The employee was working at the drive-thru when the monkey - identified as an Aotus Monkey, otherwise known as a Noisy Night Monkey - which was inside a customer’s vehicle, got free.
A police statement said: “The monkey then leapt from the vehicle, through the window of the business, and attacked an employee.”
A co-worker rushed to help and pulled the monkey off the employee.

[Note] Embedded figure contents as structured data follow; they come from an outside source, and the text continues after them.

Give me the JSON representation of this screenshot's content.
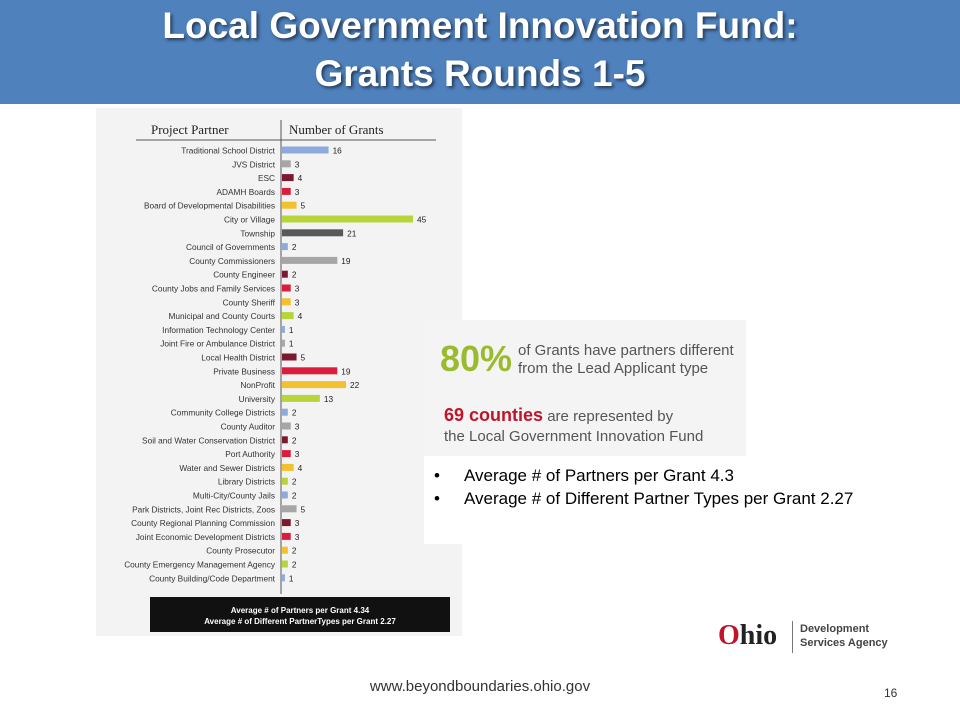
{
  "header": {
    "title_line1": "Local Government Innovation Fund:",
    "title_line2": "Grants Rounds 1-5"
  },
  "chart_data": {
    "type": "bar",
    "orientation": "horizontal",
    "column_headers": [
      "Project Partner",
      "Number of Grants"
    ],
    "categories": [
      "Traditional School District",
      "JVS District",
      "ESC",
      "ADAMH Boards",
      "Board of Developmental Disabilities",
      "City or Village",
      "Township",
      "Council of Governments",
      "County Commissioners",
      "County Engineer",
      "County Jobs and Family Services",
      "County Sheriff",
      "Municipal and County Courts",
      "Information Technology Center",
      "Joint Fire or Ambulance District",
      "Local Health District",
      "Private Business",
      "NonProfit",
      "University",
      "Community College Districts",
      "County Auditor",
      "Soil and Water Conservation District",
      "Port Authority",
      "Water and Sewer Districts",
      "Library Districts",
      "Multi-City/County Jails",
      "Park Districts, Joint Rec Districts, Zoos",
      "County Regional Planning Commission",
      "Joint Economic Development Districts",
      "County Prosecutor",
      "County Emergency Management Agency",
      "County Building/Code Department"
    ],
    "values": [
      16,
      3,
      4,
      3,
      5,
      45,
      21,
      2,
      19,
      2,
      3,
      3,
      4,
      1,
      1,
      5,
      19,
      22,
      13,
      2,
      3,
      2,
      3,
      4,
      2,
      2,
      5,
      3,
      3,
      2,
      2,
      1
    ],
    "colors": [
      "#8eaadb",
      "#a6a6a6",
      "#7b1a2e",
      "#d91e3c",
      "#f2c12e",
      "#b7d43a",
      "#595959",
      "#8eaadb",
      "#a6a6a6",
      "#7b1a2e",
      "#d91e3c",
      "#f2c12e",
      "#b7d43a",
      "#8eaadb",
      "#a6a6a6",
      "#7b1a2e",
      "#d91e3c",
      "#f2c12e",
      "#b7d43a",
      "#8eaadb",
      "#a6a6a6",
      "#7b1a2e",
      "#d91e3c",
      "#f2c12e",
      "#b7d43a",
      "#8eaadb",
      "#a6a6a6",
      "#7b1a2e",
      "#d91e3c",
      "#f2c12e",
      "#b7d43a",
      "#8eaadb"
    ],
    "xlim": [
      0,
      45
    ],
    "footer_line1": "Average # of Partners per Grant 4.34",
    "footer_line2": "Average # of Different PartnerTypes per Grant 2.27"
  },
  "stats": {
    "pct_value": "80%",
    "pct_text_line1": "of Grants have partners different",
    "pct_text_line2": "from the Lead Applicant type",
    "counties_value": "69 counties",
    "counties_text": "are represented by",
    "counties_text_line2": "the Local Government Innovation Fund",
    "pct_color": "#9bbb2e",
    "counties_color": "#c0142a"
  },
  "bullets": [
    "Average #  of Partners per Grant 4.3",
    "Average # of Different Partner Types per Grant 2.27"
  ],
  "logo": {
    "ohio_o": "O",
    "ohio_rest": "hio",
    "agency_line1": "Development",
    "agency_line2": "Services Agency"
  },
  "footer": {
    "url": "www.beyondboundaries.ohio.gov",
    "page_number": "16"
  },
  "theme": {
    "title_bar_color": "#4f81bd"
  }
}
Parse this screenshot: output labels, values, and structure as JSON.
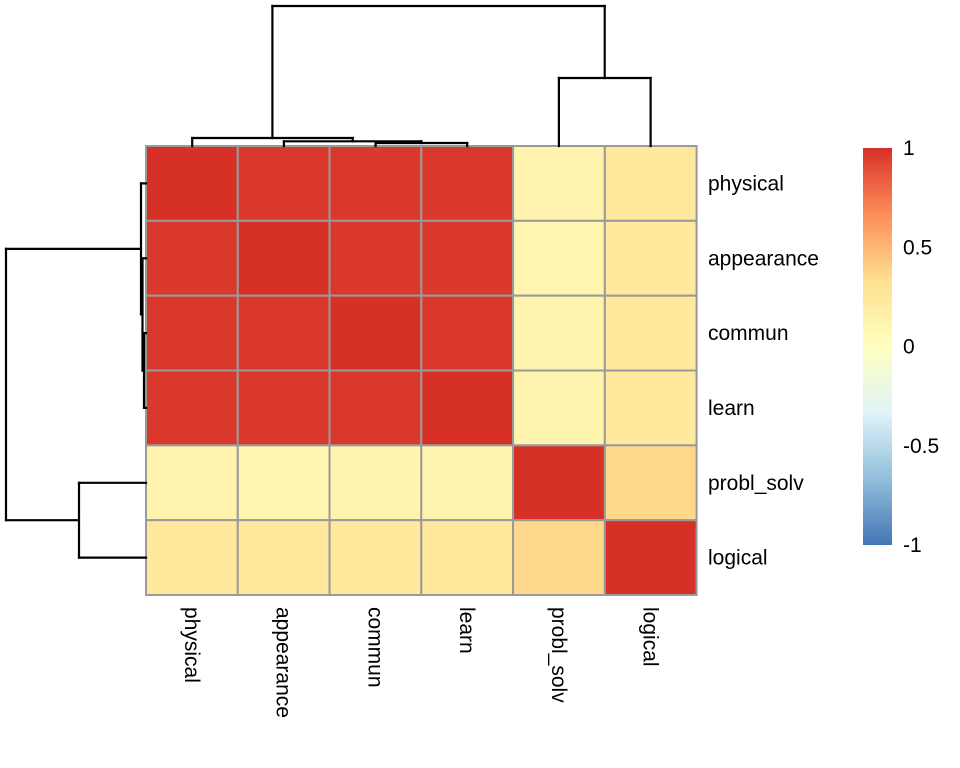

“The monkey then re-entered the customer’s vehicle before the customer drove away. The owner of the animal could face charges. This remains an active Animal Services investigation.”
Monkey see, monkey do
Aotus monkeys, a genus of nocturnal monkeys, are native to Central and South America. It’s not clear whether the incident happened in the am or the pm and how the monkey’s mood would have been affected by either scenario. If in the morning, when it’s not usually up and about, it might have been craving a (monkey breed gag alert) capuchin-o boost. If in the evening, hot chocolate.
While Starbucks no doubt takes worker safety seriously and has rigorous training and guidelines in place, monkey attacks may be an eventuality it quite reasonably hadn’t considered.
HR departments typically focus on mitigating common workplace hazards, but the incident shows that certain risks fall outside conventional safety planning and thinking.
Potential banana skin
If the monkey had bitten the worker, however, the incident would likely have escalated to a more complex scenario involving potential liability for the employer, workers' compensation claims, and health concerns such as the risk of disease.
HR teams would then need to coordinate medical treatment, assess the workplace's risk exposure, and evaluate whether additional safety measures, and although on the spot monkey passenger checks may be difficult to enforce, they would help prevent similar occurrences in the future.